24 Spieler starteten am vierten Tag des Turniers um die glücklichen Finalteilnehmer auszuspielen.

Es dauerte über 8 Stunden um das Feld auf 8 Spieler zu reduzieren. An den Finaltisch schaffte es Luca Pagano – damit spielt dieser Profi bereits zum 6. Mal einen Finaltisch der EPT.  Der gebürtige Tscheche Jan Skampa brachte das Kunststück fertig, der erste Spieler zu sein der an zwei aufeinanderfolgenden Main-Events der EPT an den Finaltisch kommt. Das Finale im Heimatland durfte er sogar als Chipleader beginnen.
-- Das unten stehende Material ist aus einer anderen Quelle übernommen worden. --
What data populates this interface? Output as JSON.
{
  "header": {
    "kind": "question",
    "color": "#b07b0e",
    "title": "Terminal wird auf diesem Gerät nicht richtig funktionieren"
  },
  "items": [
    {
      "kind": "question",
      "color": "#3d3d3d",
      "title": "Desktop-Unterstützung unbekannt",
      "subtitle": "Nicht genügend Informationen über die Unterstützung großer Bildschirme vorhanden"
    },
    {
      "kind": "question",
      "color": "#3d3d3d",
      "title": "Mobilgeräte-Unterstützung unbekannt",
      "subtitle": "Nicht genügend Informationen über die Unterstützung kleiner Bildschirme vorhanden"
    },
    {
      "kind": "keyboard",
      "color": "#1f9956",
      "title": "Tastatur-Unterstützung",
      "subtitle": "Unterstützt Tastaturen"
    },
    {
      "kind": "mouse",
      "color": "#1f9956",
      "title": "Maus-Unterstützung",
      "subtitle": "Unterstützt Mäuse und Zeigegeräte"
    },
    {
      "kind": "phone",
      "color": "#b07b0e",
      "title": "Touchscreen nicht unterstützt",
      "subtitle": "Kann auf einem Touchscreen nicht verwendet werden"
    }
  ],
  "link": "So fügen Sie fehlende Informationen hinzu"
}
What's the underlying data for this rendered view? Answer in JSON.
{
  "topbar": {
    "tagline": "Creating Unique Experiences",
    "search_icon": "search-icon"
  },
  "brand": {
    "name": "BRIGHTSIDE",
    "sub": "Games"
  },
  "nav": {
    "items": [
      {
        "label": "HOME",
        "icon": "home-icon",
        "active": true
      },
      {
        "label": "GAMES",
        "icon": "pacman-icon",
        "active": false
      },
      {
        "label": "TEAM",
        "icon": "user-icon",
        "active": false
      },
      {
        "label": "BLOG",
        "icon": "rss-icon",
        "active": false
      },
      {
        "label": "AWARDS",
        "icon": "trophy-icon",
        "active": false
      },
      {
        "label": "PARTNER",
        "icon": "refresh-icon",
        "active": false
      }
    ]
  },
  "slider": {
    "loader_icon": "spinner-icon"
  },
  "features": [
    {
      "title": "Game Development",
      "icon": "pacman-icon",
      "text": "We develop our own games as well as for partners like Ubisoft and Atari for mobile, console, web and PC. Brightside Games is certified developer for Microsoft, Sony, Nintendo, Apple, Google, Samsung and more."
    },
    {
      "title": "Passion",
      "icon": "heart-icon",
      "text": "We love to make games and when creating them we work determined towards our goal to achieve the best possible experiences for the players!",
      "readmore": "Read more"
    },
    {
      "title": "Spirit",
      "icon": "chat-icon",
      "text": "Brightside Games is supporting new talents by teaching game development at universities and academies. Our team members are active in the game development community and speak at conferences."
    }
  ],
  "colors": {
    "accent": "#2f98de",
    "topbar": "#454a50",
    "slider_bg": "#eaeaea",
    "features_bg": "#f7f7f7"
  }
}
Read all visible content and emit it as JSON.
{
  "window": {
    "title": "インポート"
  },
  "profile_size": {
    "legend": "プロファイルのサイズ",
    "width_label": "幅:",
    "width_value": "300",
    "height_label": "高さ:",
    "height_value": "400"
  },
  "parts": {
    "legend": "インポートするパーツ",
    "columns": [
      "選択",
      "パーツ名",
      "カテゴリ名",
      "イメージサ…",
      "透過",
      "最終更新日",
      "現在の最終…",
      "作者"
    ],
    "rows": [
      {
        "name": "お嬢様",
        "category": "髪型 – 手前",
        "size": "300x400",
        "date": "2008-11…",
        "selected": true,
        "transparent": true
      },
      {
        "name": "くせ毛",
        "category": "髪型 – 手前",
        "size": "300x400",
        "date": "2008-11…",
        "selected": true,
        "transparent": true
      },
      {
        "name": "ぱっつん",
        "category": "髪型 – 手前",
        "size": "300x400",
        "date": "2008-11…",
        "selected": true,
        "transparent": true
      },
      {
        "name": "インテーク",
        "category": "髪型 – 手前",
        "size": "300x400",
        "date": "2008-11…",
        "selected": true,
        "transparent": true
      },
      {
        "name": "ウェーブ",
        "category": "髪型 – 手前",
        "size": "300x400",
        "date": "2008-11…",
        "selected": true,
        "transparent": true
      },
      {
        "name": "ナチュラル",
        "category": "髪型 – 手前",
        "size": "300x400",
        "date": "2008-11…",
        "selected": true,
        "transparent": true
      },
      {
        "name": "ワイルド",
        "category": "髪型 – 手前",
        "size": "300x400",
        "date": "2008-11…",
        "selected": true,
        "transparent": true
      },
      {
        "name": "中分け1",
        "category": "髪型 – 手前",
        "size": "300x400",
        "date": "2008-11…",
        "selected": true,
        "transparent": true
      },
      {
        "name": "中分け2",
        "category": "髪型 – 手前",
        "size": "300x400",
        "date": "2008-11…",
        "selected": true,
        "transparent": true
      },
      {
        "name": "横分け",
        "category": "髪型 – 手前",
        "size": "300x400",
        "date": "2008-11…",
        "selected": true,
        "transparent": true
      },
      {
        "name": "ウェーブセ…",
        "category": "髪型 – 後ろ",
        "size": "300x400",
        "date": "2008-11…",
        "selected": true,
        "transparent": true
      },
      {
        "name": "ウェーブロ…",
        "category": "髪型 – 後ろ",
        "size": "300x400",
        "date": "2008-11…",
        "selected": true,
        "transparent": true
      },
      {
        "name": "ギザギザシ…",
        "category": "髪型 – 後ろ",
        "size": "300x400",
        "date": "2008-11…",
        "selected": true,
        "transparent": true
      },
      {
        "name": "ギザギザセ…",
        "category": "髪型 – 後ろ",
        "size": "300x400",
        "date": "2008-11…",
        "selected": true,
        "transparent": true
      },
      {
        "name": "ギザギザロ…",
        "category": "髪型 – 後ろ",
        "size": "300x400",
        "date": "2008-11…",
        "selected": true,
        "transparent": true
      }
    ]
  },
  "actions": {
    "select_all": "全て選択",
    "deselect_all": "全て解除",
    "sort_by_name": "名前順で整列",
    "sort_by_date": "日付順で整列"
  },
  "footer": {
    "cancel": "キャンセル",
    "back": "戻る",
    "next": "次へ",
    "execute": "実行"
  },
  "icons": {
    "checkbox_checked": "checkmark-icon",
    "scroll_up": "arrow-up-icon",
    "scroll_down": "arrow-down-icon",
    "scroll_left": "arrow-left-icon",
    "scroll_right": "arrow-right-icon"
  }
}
Das Finale am fünften Tag begann dann mit 2 Bustouts der Shortstacks. Sven Eichelbaum und Gustav Ekerot konnten sich nicht in's Spiel doppeln und kassierten €50k und €71k für den 8. bzw. 7. Platz. Luca Pagano schaffte es auch im sechsten Anlauf nicht zu Titelehren … er überspielte AJ vom Button und verlor gegen Stefan Mattssons QQ sämtliche Chips. Der 6.Platz ist zwar €100,000 wert aber trotzdem eine kleine Enttäuschung.

Durch die schnellen Eliminierungen kam es dann zu einem Dreikampf zwischen Skampa, Avitan und Mattsson in dem die Stacks im Verhältnis zu den Blinds noch beträchtlich waren. 3 Stunden wurde dann taktiert bevor es Mattsson dann schließlich erwischte. Avitan konnte das entscheidende Heads-Up zwar als Chipleader beginnen, das glückliche Ende war dann aber dem Lokalmatadoren vorbehalten.

Nach mehrfachem Führungswechsel konnte Jan Skampa dann alle Chips mit JJ gewinnen. Der Jubel der Landsleute war riesig als der 23jährige Trophäe und Scheck (€682,000) entgegen nahm.